Herr Messerli, Ihr Schützling hat nach dem Probetraining in Braunschweig von Eintracht geschwärmt. Warum zögert er jetzt?
Grundsätzlich will er immer noch nach Braunschweig. Sie dürfen jedoch nicht vergessen, dass Pak noch nie in seinem Leben Entscheidungen treffen musste. Er ist in einem Land aufgewachsen, wo andere Leute das für ihn übernommen haben.
In der Schweizer Tageswoche heißt es, das Thema Ausleihe sei bereits vom Tisch...
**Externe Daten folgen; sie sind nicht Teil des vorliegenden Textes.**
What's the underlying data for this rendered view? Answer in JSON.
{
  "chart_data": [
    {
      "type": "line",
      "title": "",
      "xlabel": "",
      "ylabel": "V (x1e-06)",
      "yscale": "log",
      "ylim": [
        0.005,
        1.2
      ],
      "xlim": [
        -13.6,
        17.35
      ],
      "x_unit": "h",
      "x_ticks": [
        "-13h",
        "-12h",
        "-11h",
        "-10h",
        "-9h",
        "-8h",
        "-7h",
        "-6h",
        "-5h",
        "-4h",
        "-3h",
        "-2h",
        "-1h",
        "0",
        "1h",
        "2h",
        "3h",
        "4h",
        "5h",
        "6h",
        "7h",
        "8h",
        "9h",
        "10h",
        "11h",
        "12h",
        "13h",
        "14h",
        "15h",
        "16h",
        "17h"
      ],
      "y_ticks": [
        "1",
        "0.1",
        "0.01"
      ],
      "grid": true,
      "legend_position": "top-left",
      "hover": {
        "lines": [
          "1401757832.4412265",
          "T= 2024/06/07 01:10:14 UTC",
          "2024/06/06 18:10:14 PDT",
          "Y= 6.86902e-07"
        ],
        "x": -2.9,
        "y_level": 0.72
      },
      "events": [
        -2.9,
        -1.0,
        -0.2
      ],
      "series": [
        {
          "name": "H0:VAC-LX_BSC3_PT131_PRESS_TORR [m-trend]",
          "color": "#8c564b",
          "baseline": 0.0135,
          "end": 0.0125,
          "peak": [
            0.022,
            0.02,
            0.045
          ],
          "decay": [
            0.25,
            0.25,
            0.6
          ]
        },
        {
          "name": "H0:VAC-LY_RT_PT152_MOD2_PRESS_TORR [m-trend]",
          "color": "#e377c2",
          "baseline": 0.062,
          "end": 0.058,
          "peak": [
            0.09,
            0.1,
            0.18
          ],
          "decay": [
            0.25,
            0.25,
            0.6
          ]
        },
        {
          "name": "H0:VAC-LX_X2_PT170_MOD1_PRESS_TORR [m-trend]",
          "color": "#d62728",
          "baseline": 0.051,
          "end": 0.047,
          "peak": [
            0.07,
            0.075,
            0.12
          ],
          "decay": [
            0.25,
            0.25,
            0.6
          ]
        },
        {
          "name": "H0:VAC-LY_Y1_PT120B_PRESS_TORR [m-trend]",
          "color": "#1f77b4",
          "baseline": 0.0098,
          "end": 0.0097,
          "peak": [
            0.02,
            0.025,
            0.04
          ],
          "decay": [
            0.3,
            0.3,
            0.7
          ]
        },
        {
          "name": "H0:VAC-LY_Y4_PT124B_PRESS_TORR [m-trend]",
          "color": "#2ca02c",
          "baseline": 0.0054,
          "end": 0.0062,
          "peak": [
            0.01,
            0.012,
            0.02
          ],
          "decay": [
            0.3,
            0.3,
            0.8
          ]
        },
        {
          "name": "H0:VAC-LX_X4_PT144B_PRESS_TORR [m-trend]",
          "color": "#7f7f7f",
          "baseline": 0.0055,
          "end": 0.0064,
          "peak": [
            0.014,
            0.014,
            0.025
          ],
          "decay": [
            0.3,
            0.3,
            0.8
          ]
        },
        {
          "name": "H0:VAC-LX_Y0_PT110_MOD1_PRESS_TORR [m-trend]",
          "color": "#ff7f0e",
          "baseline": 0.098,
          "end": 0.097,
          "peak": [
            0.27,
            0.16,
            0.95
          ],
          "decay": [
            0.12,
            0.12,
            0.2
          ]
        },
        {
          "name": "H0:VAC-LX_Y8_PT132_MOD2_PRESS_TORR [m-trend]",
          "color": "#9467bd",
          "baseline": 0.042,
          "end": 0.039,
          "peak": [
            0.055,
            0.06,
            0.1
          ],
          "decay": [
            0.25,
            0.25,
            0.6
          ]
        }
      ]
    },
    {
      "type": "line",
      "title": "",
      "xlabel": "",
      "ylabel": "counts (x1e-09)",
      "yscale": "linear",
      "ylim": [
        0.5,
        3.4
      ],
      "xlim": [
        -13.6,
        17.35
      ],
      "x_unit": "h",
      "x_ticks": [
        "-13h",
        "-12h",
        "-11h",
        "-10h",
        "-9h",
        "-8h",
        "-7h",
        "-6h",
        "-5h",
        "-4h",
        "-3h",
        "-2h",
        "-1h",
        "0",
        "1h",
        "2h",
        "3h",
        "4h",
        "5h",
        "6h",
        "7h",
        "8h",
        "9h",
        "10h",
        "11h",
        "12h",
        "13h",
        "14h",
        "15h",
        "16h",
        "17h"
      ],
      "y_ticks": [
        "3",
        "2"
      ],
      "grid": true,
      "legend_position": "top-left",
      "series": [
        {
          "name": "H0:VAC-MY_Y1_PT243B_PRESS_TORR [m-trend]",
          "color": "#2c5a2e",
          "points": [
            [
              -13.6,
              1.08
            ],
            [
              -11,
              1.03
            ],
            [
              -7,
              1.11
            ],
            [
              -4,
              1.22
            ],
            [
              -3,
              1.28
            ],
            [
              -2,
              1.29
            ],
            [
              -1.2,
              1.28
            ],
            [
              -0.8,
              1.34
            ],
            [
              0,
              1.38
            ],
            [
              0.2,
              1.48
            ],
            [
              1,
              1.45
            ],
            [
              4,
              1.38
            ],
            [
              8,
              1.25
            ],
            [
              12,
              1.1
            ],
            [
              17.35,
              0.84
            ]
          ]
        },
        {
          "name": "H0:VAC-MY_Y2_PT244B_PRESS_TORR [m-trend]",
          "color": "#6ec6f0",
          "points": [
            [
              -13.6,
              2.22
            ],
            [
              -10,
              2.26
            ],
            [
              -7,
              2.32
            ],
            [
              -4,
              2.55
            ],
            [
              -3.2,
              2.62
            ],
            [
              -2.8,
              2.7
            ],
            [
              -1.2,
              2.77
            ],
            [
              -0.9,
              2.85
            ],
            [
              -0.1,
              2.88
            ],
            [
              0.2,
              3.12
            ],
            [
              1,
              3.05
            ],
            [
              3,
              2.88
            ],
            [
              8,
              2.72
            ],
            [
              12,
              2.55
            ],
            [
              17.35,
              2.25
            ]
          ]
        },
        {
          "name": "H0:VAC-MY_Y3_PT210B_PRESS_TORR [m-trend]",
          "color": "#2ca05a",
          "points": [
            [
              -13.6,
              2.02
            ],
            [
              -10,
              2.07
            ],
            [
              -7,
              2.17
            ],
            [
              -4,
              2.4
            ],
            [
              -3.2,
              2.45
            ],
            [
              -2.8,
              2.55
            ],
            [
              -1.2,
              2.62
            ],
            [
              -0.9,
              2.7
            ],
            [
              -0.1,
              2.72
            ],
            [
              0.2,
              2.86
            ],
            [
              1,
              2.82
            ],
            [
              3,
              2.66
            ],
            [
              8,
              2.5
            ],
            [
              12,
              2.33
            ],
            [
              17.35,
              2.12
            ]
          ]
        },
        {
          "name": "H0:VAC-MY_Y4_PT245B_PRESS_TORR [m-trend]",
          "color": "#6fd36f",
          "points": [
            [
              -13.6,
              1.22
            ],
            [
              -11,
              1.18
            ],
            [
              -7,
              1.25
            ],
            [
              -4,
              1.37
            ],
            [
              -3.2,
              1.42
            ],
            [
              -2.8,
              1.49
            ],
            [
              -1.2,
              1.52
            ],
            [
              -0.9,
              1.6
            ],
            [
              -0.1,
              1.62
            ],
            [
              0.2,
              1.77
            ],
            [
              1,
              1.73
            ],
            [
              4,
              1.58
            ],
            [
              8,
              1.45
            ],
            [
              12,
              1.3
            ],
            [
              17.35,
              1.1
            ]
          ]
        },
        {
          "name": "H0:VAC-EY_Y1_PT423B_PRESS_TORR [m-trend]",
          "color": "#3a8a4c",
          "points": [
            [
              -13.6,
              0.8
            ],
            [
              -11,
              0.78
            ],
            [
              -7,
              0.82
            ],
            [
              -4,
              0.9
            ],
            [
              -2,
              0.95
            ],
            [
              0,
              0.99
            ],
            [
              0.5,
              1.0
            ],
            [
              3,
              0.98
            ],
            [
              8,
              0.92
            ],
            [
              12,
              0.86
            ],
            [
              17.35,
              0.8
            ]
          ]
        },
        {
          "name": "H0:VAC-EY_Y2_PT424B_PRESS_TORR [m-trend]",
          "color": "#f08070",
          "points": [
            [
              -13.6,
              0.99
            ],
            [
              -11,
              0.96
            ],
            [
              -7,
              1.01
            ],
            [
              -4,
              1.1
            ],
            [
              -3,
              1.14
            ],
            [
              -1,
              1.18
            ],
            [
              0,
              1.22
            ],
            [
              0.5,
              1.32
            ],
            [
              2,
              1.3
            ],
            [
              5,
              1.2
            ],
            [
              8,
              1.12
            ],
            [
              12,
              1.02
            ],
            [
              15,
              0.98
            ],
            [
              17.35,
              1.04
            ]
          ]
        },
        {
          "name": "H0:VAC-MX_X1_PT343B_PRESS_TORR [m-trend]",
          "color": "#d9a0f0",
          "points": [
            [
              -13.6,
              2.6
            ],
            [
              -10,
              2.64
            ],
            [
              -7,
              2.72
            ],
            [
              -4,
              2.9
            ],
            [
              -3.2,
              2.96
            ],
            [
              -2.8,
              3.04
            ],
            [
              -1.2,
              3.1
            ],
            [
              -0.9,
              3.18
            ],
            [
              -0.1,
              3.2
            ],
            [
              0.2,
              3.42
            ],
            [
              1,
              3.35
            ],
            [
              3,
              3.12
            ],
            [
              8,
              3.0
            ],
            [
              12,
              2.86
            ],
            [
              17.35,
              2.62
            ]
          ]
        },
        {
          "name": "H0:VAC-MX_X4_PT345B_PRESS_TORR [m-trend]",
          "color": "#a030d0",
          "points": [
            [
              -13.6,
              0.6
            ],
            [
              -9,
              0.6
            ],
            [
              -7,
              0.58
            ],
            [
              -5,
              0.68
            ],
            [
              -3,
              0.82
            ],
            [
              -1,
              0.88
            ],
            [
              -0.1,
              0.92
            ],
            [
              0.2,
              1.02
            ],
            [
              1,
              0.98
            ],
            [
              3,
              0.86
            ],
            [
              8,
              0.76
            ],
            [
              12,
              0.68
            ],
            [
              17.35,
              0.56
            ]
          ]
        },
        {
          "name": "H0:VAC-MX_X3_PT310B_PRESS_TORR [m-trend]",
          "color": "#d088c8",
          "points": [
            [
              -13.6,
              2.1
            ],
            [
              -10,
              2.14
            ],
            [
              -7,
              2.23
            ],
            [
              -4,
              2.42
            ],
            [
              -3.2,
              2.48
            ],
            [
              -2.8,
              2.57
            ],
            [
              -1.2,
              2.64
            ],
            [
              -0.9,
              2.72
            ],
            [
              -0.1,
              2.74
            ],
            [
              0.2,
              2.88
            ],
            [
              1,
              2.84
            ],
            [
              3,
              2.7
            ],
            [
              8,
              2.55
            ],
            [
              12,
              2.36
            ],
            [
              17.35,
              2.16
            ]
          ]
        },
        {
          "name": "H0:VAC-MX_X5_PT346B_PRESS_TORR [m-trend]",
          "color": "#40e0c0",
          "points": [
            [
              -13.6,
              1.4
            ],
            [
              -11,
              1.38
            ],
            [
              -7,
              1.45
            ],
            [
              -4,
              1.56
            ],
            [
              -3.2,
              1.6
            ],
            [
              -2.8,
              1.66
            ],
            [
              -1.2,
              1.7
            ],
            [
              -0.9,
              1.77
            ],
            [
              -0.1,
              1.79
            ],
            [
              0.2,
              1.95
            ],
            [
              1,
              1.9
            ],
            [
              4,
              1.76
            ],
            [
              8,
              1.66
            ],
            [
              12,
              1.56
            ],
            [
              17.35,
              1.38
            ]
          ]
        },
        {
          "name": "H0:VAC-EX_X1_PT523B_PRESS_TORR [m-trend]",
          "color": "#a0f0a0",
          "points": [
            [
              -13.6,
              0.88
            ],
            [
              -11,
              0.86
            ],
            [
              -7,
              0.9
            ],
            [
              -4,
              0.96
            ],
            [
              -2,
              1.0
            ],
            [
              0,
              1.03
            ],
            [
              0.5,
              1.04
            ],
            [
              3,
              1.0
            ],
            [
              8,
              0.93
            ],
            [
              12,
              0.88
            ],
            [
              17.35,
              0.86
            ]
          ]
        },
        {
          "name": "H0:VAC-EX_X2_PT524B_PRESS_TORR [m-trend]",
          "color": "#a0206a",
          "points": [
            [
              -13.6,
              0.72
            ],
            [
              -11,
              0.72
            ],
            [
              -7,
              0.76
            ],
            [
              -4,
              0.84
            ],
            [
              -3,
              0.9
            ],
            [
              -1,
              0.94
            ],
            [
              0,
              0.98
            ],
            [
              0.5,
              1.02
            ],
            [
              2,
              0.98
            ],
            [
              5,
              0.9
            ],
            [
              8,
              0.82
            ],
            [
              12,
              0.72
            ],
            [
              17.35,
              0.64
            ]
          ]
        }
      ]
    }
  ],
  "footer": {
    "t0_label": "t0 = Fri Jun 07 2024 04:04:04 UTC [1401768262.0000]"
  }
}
Das stimmt nicht. Er hat sich einfach noch ein paar Tage Bedenkzeit erbeten. Ich bin froh, dass die Braunschweiger Verantwortlichen ihm die geben, auch wenn es für sie sicherlich sehr ungewohnt ist. Bis zum Wochenende muss er sich aber entscheiden.
Wie schätzen Sie die Chancen ein?
Braunschweig hat nach wie vor sehr gute Karten.